Taking your team to the next level doesn't happen by accident.
January 28, 2020 by Michael Aguilar in Analysis with 0 comments
Tuesday Tips are presented by Spin Ultimate; all opinions are those of the author. Please support the brands that make Ultiworld possible and shop at Spin Ultimate!
It just so happens that, after a three year hiatus from coaching, I’m back in the position of thinking about developing a team over the course of a season of competitive ultimate. Having spent nearly a decade in a classroom and developing the curriculum for four different courses at the high school I taught at, I realized that I may have some unique insights to offer when it comes to planning a season with the growth of your team in mind.
Too many ultimate teams, even some with coaches (and even some experienced coaches!), are stuck simply reacting to input as it crosses their proverbial desks. Rather than considering what the team has mastered and what the team needs to improve upon, teams are only responding to their most recent feedback (often a tournament or game) without considering how that response does or doesn’t suit their goals for the season as a whole.
So, with that in mind, let’s begin with the most important lesson that any new teacher learns about planning their year in a classroom.
Begin with the End in Mind
If you don’t know where you want to end up, there simply is no point in even starting. There is, as a subset of this point, a lot of discussion about what good goal-setting involves but let’s try and simplify things by saying that “making Nationals” or “finishing in the top half of the region” or “making Regionals” are NOT good goals or the type of “end” that I’m interested in. Rather, think about some more specific ideas that will help you achieve those extremely broad goals that I listed above.
What does your team need to develop in order to achieve your broader goal? Here it is a good idea to be specific but not too specific. Some suggestions:
- Develop a consistent reset system that the entire team knows thoroughly
- Develop proficient red zone offense
- Develop 1-3 “plays” for specific situations (bringing disc in on defending cone, bringing disc in on attacking cone, bringing disc in red zone [backhand sideline, forehand sideline, middle of the field], etc.)

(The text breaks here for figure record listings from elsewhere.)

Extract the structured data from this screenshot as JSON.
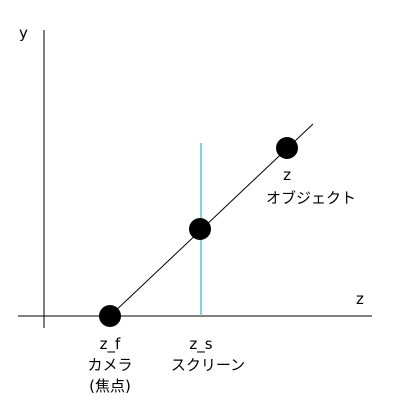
{
  "axes": {
    "y_label": "y",
    "z_label": "z"
  },
  "points": {
    "camera": {
      "symbol": "z_f",
      "name": "カメラ",
      "note": "(焦点)"
    },
    "screen": {
      "symbol": "z_s",
      "name": "スクリーン"
    },
    "object": {
      "symbol": "z",
      "name": "オブジェクト"
    }
  },
  "colors": {
    "line": "#000000",
    "screen_line": "#5bc0de",
    "point": "#000000"
  }
}
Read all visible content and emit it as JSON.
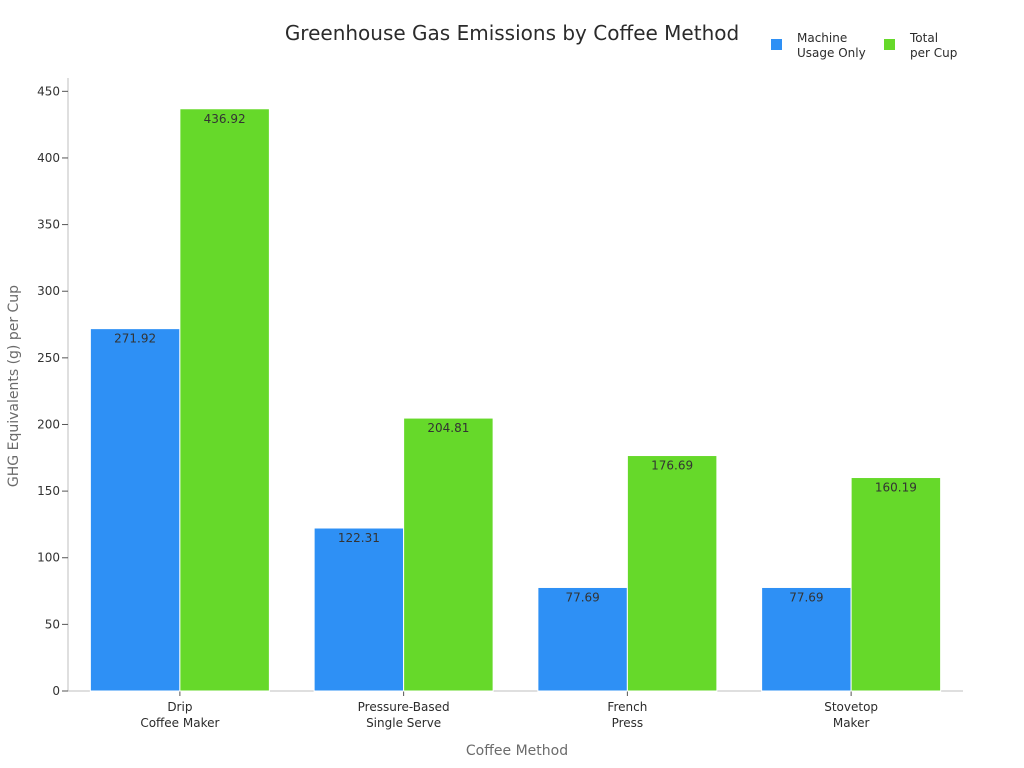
{
  "chart_data": {
    "type": "bar",
    "title": "Greenhouse Gas Emissions by Coffee Method",
    "xlabel": "Coffee Method",
    "ylabel": "GHG Equivalents (g) per Cup",
    "ylim": [
      0,
      460
    ],
    "yticks": [
      0,
      50,
      100,
      150,
      200,
      250,
      300,
      350,
      400,
      450
    ],
    "categories": [
      [
        "Drip",
        "Coffee Maker"
      ],
      [
        "Pressure-Based",
        "Single Serve"
      ],
      [
        "French",
        "Press"
      ],
      [
        "Stovetop",
        "Maker"
      ]
    ],
    "series": [
      {
        "name": [
          "Machine",
          "Usage Only"
        ],
        "color": "#2e90f5",
        "values": [
          271.92,
          122.31,
          77.69,
          77.69
        ]
      },
      {
        "name": [
          "Total",
          "per Cup"
        ],
        "color": "#66d92a",
        "values": [
          436.92,
          204.81,
          176.69,
          160.19
        ]
      }
    ],
    "legend_position": "top-right",
    "grid": false
  }
}
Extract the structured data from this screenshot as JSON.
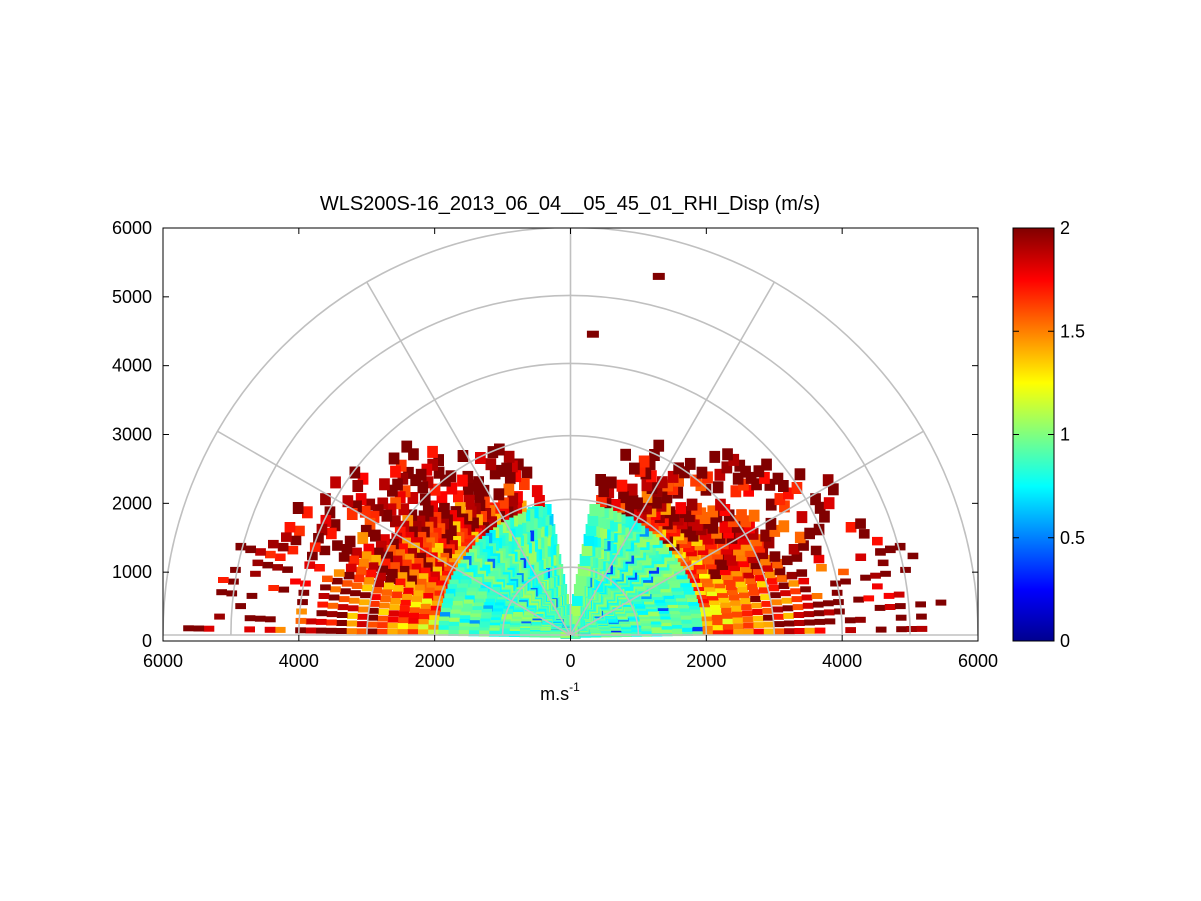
{
  "chart_data": {
    "type": "heatmap",
    "projection": "polar half-disc (RHI scan)",
    "title": "WLS200S-16_2013_06_04__05_45_01_RHI_Disp (m/s)",
    "xlabel": {
      "base": "m.s",
      "sup": "-1"
    },
    "ylabel": "",
    "xlim": [
      -6000,
      6000
    ],
    "ylim": [
      0,
      6000
    ],
    "x_tick_values": [
      -6000,
      -4000,
      -2000,
      0,
      2000,
      4000,
      6000
    ],
    "x_tick_labels": [
      "6000",
      "4000",
      "2000",
      "0",
      "2000",
      "4000",
      "6000"
    ],
    "y_tick_values": [
      0,
      1000,
      2000,
      3000,
      4000,
      5000,
      6000
    ],
    "y_tick_labels": [
      "0",
      "1000",
      "2000",
      "3000",
      "4000",
      "5000",
      "6000"
    ],
    "polar_grid": {
      "range_rings": [
        1000,
        2000,
        3000,
        4000,
        5000,
        6000
      ],
      "spokes_deg": [
        0,
        30,
        60,
        90,
        120,
        150,
        180
      ],
      "grid_color": "#c0c0c0"
    },
    "colorbar": {
      "colormap": "jet",
      "range": [
        0,
        2
      ],
      "tick_values": [
        0,
        0.5,
        1,
        1.5,
        2
      ],
      "tick_labels": [
        "0",
        "0.5",
        "1",
        "1.5",
        "2"
      ]
    },
    "value_field": {
      "units": "m/s",
      "elevation_coverage_deg": [
        0,
        80
      ],
      "max_range_m": 6000,
      "core": {
        "max_range_m": 2000,
        "typical_value": 0.9
      },
      "outer": {
        "typical_value": 1.6,
        "high_value": 2.0
      },
      "isolated_cells": [
        {
          "x": 1300,
          "y": 5290,
          "value": 2.0
        },
        {
          "x": 330,
          "y": 4450,
          "value": 2.0
        }
      ]
    }
  }
}
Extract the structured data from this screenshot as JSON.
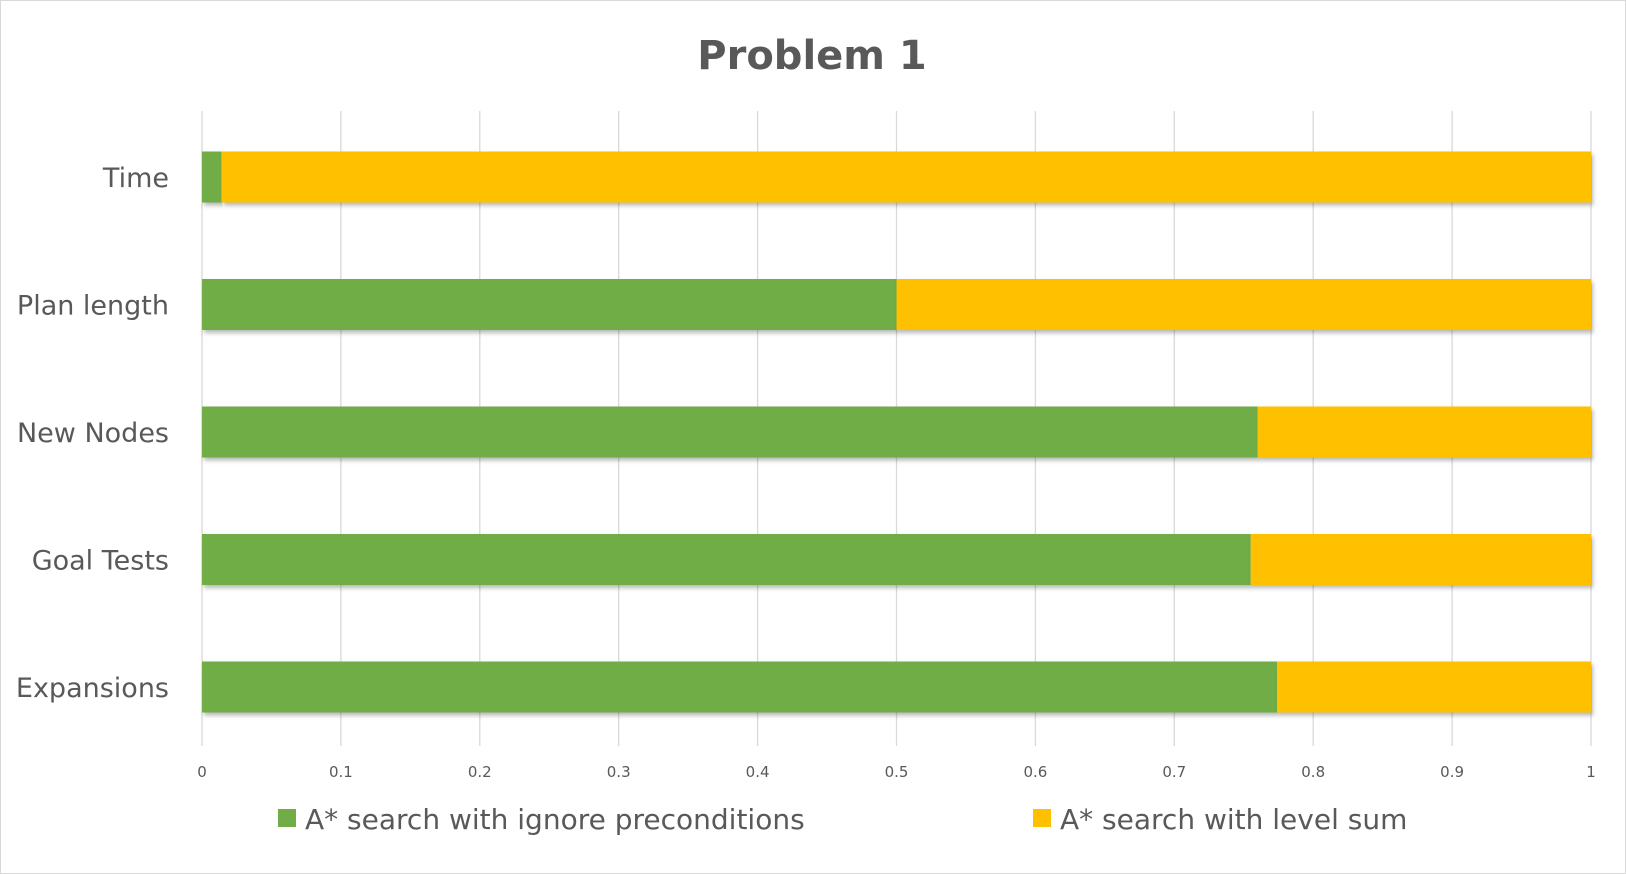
{
  "chart_data": {
    "type": "bar",
    "orientation": "horizontal",
    "stacked": true,
    "title": "Problem 1",
    "categories": [
      "Time",
      "Plan length",
      "New Nodes",
      "Goal Tests",
      "Expansions"
    ],
    "series": [
      {
        "name": "A* search with ignore preconditions",
        "color": "#70ad47",
        "values": [
          0.014,
          0.5,
          0.76,
          0.755,
          0.774
        ]
      },
      {
        "name": "A* search with level sum",
        "color": "#ffc000",
        "values": [
          0.986,
          0.5,
          0.24,
          0.245,
          0.226
        ]
      }
    ],
    "xlim": [
      0,
      1
    ],
    "xticks": [
      "0",
      "0.1",
      "0.2",
      "0.3",
      "0.4",
      "0.5",
      "0.6",
      "0.7",
      "0.8",
      "0.9",
      "1"
    ],
    "grid": true,
    "legend_position": "bottom"
  }
}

- Develop principles that govern a zone offense
- Develop principles that govern a base matchup defense
- Develop 2-3 zone defenses that can be employed in a variety of situations
- Develop 2-3 variations on base matchup defense (trapping marks, switching poaches, over-the-top person defense, force middle, etc. etc.)
- Develop team conditioning to an elite level
- Develop team power and strength to the next level
Depending on your starting point as a team, as you’ll find out, I would say these are likely already too many goals to achieve in a single season. If you’re thinking about a youth team, these may be decent goals to set over a 3-4 year cycle. If you’re thinking about a college team, if you begin with these goals in the fall, this may be achievable in a season (if your team is dedicated and experienced) or two. If you’re thinking about a club team, you may be able to achieve most of these goals over the course of a season, depending on your practice and tournament schedule.
This is one spot where I can’t really help you. You have to know your team and what it excels at in order to properly organize your goals.
Are you returning two experienced handlers that will be handling most of your throwing responsibilities? Well, perhaps you need less work on your reset system and more work on cutting trees. Do you have a roster that is deep but lacking in athletic talent? Then perhaps you should get to work on your zone defenses that may help you outwit teams that can out-athlete you. Is your team completely inexperienced? Then scrap some of the more advanced goals and focus on making sure everyone on your team can throw a ten yard around forehand/backhand and knows the basics of marking.
Consider this as well: Many of the more advanced concepts build on each other. Therefore, saving them for the end of the season may be more achievable because they are more quickly mastered once foundational concepts are mastered. To give an example: the concepts of one zone defense often translate to another. Though they may not map exactly, they will build and grow cohesively.
As a general rule, I would offer this: it may be worth achieving your offensive goals as a top priority. As a simple governing principle: If you cannot possess the disc reliably, it does not matter how good your defense is, you will lose, often. If you can possess the disc, you will probably win a lot on those merits alone. Once you’ve achieved some basic offensive goals then you can move on to advanced defensive and offensive concepts that will complement your reliable offensive performance.